Last year, Lentil as Anything was the subject of regulatory action from the Fair Work Ombudsman for underpayment of wages and the Australian Tax Office for a large unpaid pension bill.
He raised at least $ 373,000 to meet these obligations and claimed at that time that the pandemic “threw a wrench into our organizational model.” But his own financial accounts before the coronavirus emerged show he was already on the brink of insolvency.
There have been years of board upheaval and Mr. Fernando, a former bankrupt, has been charged with serious misconduct after allegedly using the charity for personal financial gain and abusing government grants..
Age reported in May that a forensic report – commissioned by a previous board – claimed that $ 11,279 of the registered charity’s money could have been misused for a series of private expenses of Mr.
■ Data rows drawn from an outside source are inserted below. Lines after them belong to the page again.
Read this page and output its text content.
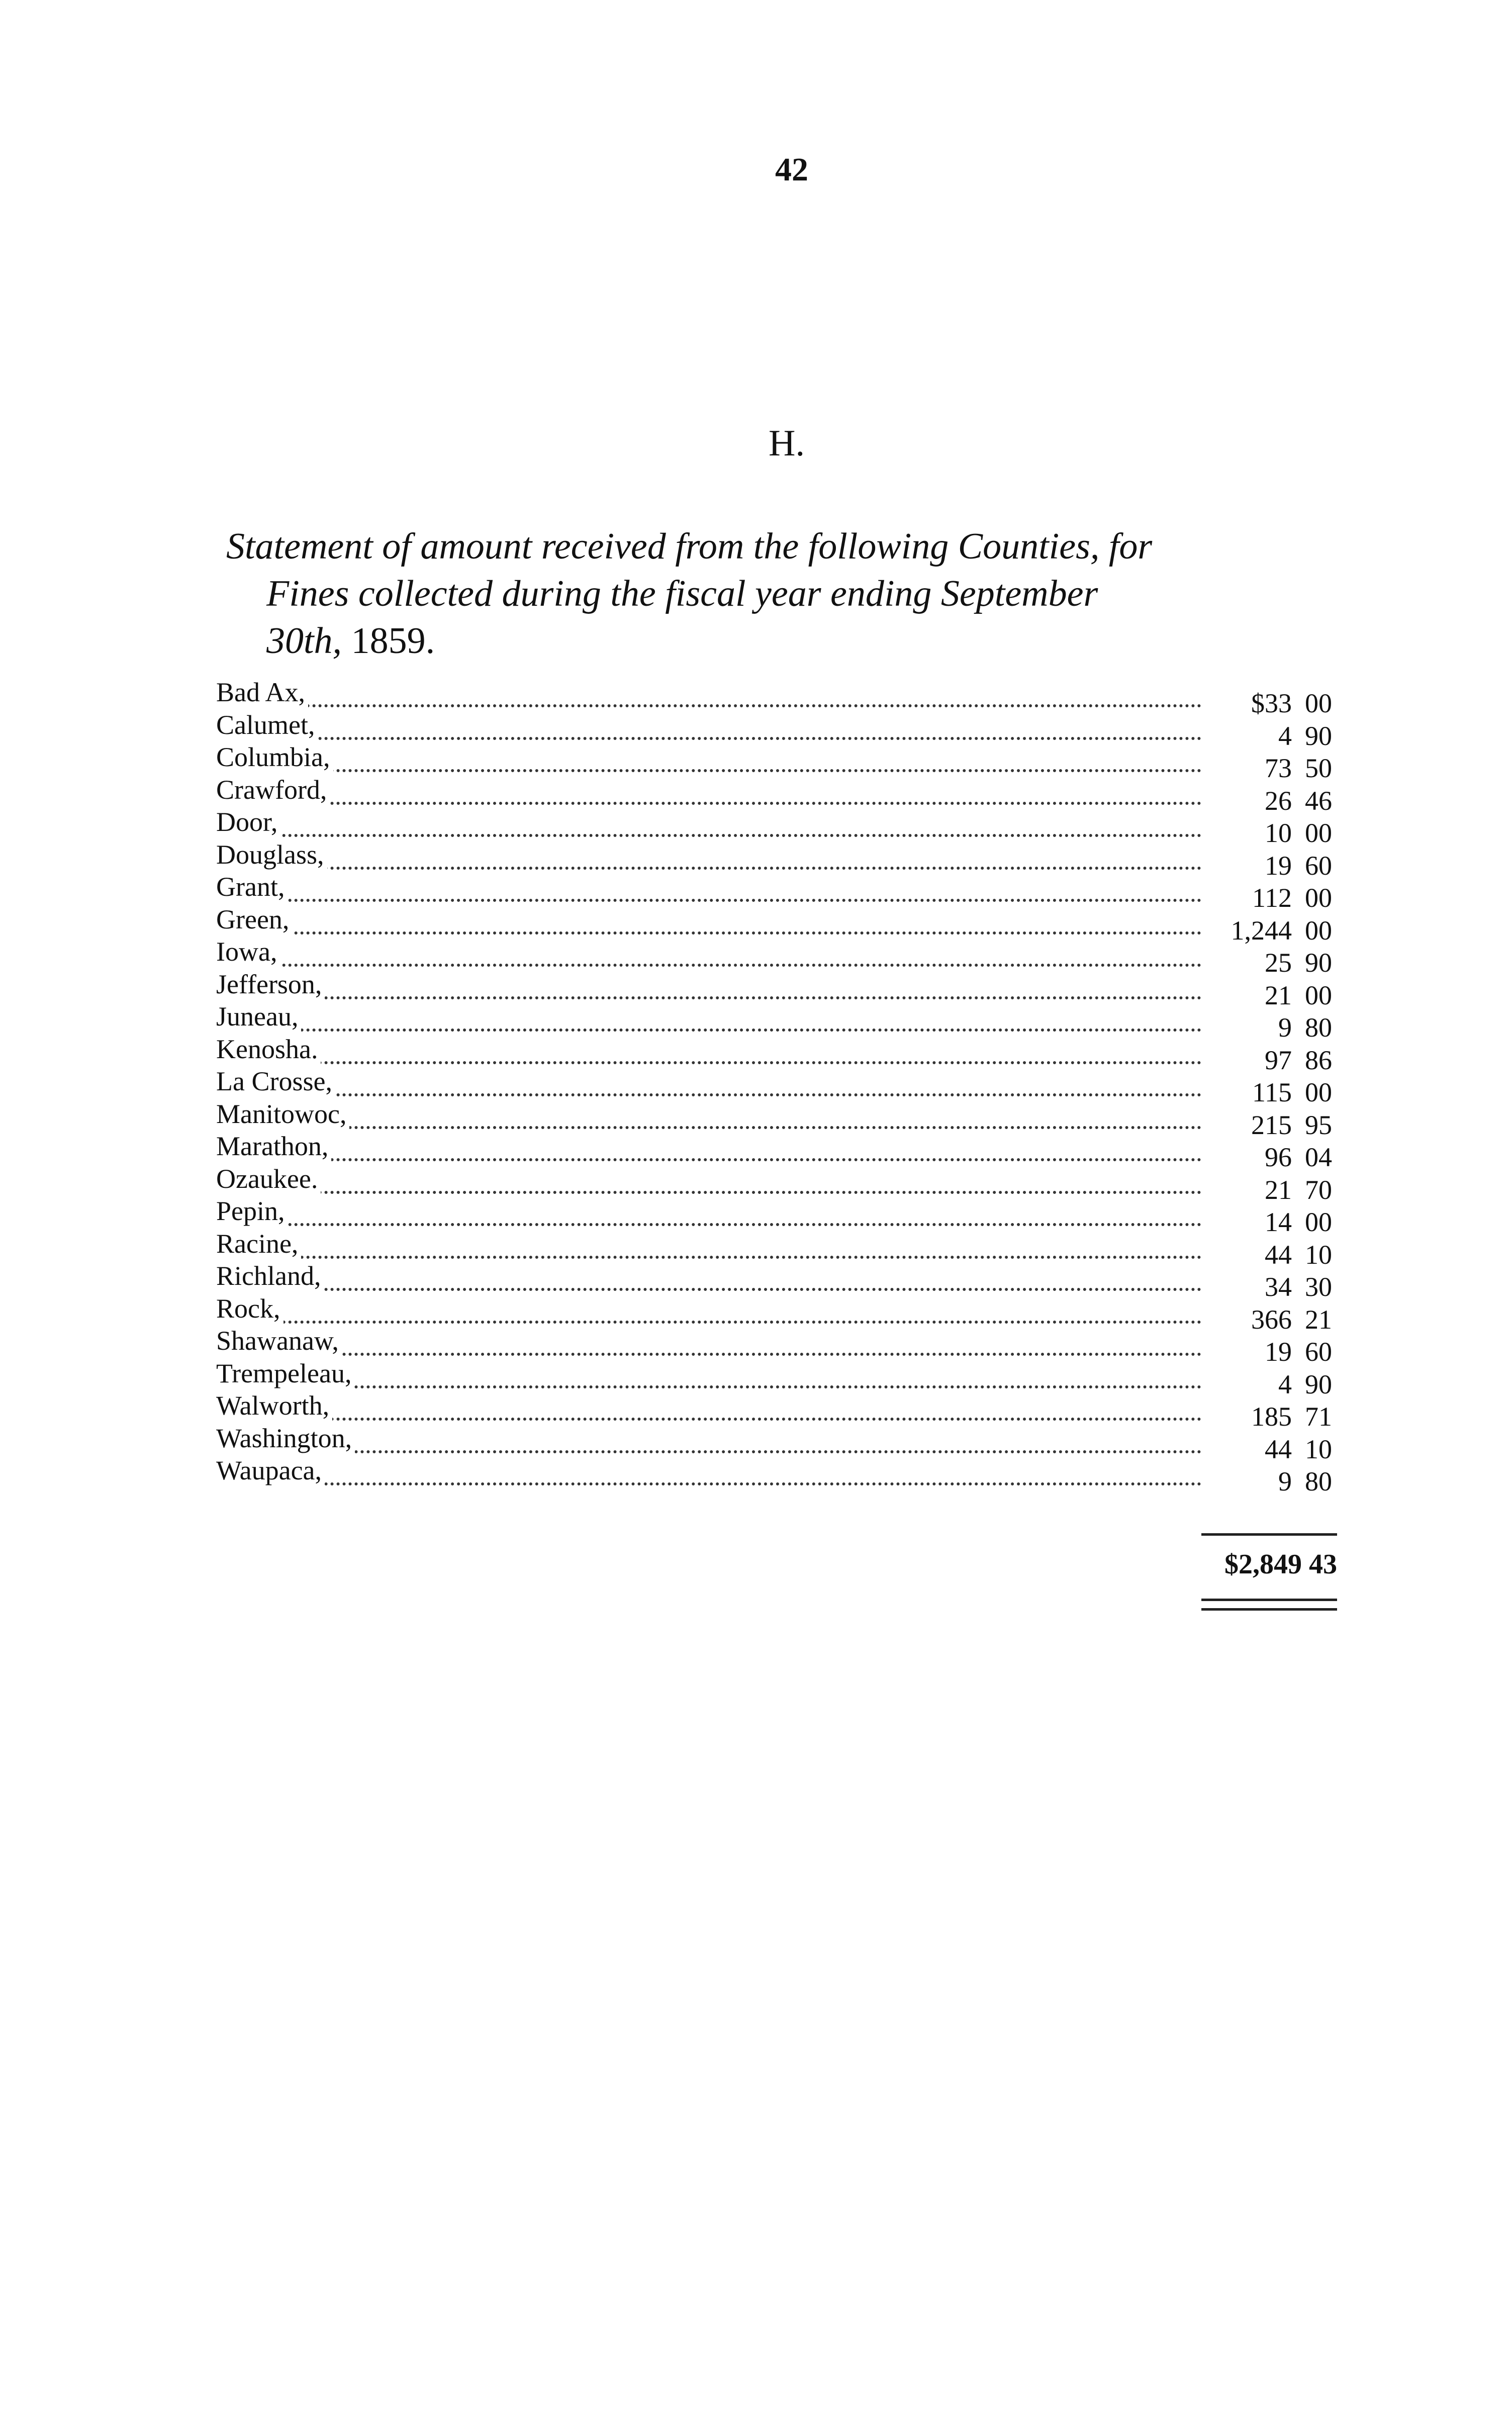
42
H.
Statement of amount received from the following Counties, for
Fines collected during the fiscal year ending September
30th, 1859.
Bad Ax,	$33 00
Calumet,	4 90
Columbia,	73 50
Crawford,	26 46
Door,	10 00
Douglass,	19 60
Grant,	112 00
Green,	1,244 00
Iowa,	25 90
Jefferson,	21 00
Juneau,	9 80
Kenosha.	97 86
La Crosse,	115 00
Manitowoc,	215 95
Marathon,	96 04
Ozaukee.	21 70
Pepin,	14 00
Racine,	44 10
Richland,	34 30
Rock,	366 21
Shawanaw,	19 60
Trempeleau,	4 90
Walworth,	185 71
Washington,	44 10
Waupaca,	9 80
$2,849 43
Fernando, including paying for his electricity, water and gas bills and his travel costs. Mr Fernando has denied all the allegations and accused the former board of directors of wanting to “denigrate” him and Lentil like anything.
“My character is my only asset and it’s sad that this has been attacked,” he said this week.
The report found that record keeping was so poor that it was unable to conclusively determine “for or against improper or illegal conduct at Lentil”. “The existence of numerous irregularities suggests that further investigation is needed.”
Mr Pavlotsky, the new president and anthropologist, said he was convinced the problems were only of internal politics.